Quick Menu is a graphical user interface for MS-DOS developed by OSCS Software Development, Inc.. Three versions were made: Quick Menu, Quick Menu II  and Quick Menu III.

In DOS users have to type all commands via the keyboard. By using the cd-command users could navigate through (sub)directories. The dir-command is used to show a list of all files in the current folder. The user had to search for the main startup file. This could be an EXE file, a COM file or a Batch file. An additional issue was that the directory could contain more of such files so it was sometimes unclear which was the main startup file. Normally, the correct startup command was in the manual or in a text file but the user had to remember the folder location and name of this main file.

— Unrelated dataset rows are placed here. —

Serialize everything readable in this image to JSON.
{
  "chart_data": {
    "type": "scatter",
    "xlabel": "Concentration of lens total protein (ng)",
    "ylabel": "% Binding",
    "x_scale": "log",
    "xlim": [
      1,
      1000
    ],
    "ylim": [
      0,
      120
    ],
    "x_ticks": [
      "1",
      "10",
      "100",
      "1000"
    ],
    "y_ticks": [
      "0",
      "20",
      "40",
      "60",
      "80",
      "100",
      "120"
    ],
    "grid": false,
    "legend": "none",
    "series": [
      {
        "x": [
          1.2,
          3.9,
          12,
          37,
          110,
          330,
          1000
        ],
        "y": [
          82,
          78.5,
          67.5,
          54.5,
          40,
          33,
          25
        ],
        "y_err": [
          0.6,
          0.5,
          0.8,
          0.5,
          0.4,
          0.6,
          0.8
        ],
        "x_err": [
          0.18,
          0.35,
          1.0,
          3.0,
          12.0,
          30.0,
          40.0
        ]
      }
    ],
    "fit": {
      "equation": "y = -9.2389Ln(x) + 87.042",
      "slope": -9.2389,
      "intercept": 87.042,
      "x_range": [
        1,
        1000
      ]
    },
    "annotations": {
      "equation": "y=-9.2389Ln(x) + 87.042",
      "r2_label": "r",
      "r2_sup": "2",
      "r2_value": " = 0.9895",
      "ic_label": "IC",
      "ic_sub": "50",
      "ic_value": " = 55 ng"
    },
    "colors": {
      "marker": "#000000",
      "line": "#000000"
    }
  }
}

Quick Menu offered a solution: it is a graphical user environment in which the user could create his own menustructure. In each menu a submenu or some kind of shortcut could be created. In such shortcuts the user had to define the location of the main startup file. Of course, the user had to create the shortcut manually and had to link it with the main startup file once. From then the user could easily navigate through the menu and select the program they wanted to launch.

Versions

Version I
Version I was released in 1990. It used a pure textual menu. The user could create some menu choices with a submenu and items which startup up a program.

Version II
This version was released in 1991. It was a real graphical interface where the user could create multiple screens. In each screen group icons and program icons could be placed together with a picture. The picture could be selected from an internal library or created with a picture editor which was part of the software. Background pictures could be set, passwords could be set on icons and main exit-command... Navigation was done by using the keyboard or a mouse.

Version III
Quick Menu III was more an expansion with more internal applications such as a calculator, file navigator and calendar. It was also possible to startup Windows 3.x-software. Actually, Quick Menu III launched Windows with the startup file of the select application as a parameter.